Diepsloot benötige eine für alle Schichten erschwingliche Bildung, mehr Arbeitsplätze und Geschäfte, meint Mzolisi Mbikwana, Unternehmer aus Diepsloot und Politiker der Regierungspartei ANC. "Ich denke, wir brauchen noch viel mehr Unterstützung von der Regierung, damit das Unternehmertum gefördert wird und kleine und mittlere Betriebe wachsen können." Dass das nicht von heute auf morgen geht, weiß Mbikwana. Und auch, dass man nicht auf den Staat und die eigene ANC-Regierung allein setzen sollte: "Unsere Vision für Diepsloot ist, dass wir uns als Volk vereinen und dafür sorgen, dass alle Bewohner Verantwortung übernehmen, um ihr Leben zu verbessern."

Jugendliche in Diepsloot (Foto: Thomas Hasel/ DW)
Jugendliche sollen in Diepsloot eine Perspektive habenBild: DW/Thomas Hasel

Und das tun sie: Viele Menschen in Diepsloot organisieren sich selbst und versuchen, mit regelmäßigen kulturellen Veranstaltungen gerade den Jugendlichen eine Perspektive zu geben. Der 20-jährige Sihle Sakala etwa setzt auf die Kunst und organisiert regelmäßig Tanz- und Musikwettbewerbe sowie Talentshows. "Die Leute hier erkennen, wie wichtig Kunst ist, da sie die Jugendlichen von der Kriminalität fernhält", sagt er. "Ich bin selbst recht jung und ich habe mich entschieden, den richtigen Weg einzuschlagen und meine Gemeinde zu verändern."

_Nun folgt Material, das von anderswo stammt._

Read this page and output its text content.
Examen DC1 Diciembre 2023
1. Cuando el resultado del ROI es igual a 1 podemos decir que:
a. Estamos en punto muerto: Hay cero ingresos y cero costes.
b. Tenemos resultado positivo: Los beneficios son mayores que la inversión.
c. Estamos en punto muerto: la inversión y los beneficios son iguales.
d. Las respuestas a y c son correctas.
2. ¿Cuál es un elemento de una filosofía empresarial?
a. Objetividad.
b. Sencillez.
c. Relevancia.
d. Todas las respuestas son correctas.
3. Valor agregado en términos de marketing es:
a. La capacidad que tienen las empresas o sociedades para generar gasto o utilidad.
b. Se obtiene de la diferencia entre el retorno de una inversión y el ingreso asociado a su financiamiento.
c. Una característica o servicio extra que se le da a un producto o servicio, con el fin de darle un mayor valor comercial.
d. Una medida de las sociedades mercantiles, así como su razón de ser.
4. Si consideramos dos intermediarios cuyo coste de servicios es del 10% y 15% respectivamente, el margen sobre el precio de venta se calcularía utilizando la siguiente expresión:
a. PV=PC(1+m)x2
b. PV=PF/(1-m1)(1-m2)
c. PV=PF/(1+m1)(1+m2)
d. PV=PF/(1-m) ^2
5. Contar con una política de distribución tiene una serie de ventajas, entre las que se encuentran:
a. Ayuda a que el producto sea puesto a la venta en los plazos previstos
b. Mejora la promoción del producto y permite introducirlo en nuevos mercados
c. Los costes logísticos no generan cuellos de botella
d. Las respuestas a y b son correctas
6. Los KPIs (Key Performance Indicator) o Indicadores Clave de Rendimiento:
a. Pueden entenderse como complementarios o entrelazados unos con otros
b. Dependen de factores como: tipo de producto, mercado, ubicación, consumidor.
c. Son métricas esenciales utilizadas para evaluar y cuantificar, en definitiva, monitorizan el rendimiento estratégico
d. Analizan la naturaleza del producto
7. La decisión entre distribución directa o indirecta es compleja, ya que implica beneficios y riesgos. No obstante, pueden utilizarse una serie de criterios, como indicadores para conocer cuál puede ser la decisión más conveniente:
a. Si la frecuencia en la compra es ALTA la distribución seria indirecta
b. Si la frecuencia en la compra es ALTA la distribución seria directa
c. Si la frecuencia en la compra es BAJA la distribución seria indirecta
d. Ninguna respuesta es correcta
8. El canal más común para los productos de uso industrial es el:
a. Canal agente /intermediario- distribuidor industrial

Einer der Künstler mit denen Sihle zusammenarbeitet, ist der 19-jährige Tato. Tato schreibt Liedtexte, spielt Theater und komponiert kleine Musikstücke. Mit vier Jahren kam er nach Diepsloot und hat nicht vor, den Slum bald zu verlassen: "Wenn du etwas verändern willst, veränderst du die Dinge am besten erst dort, wo du wohnst."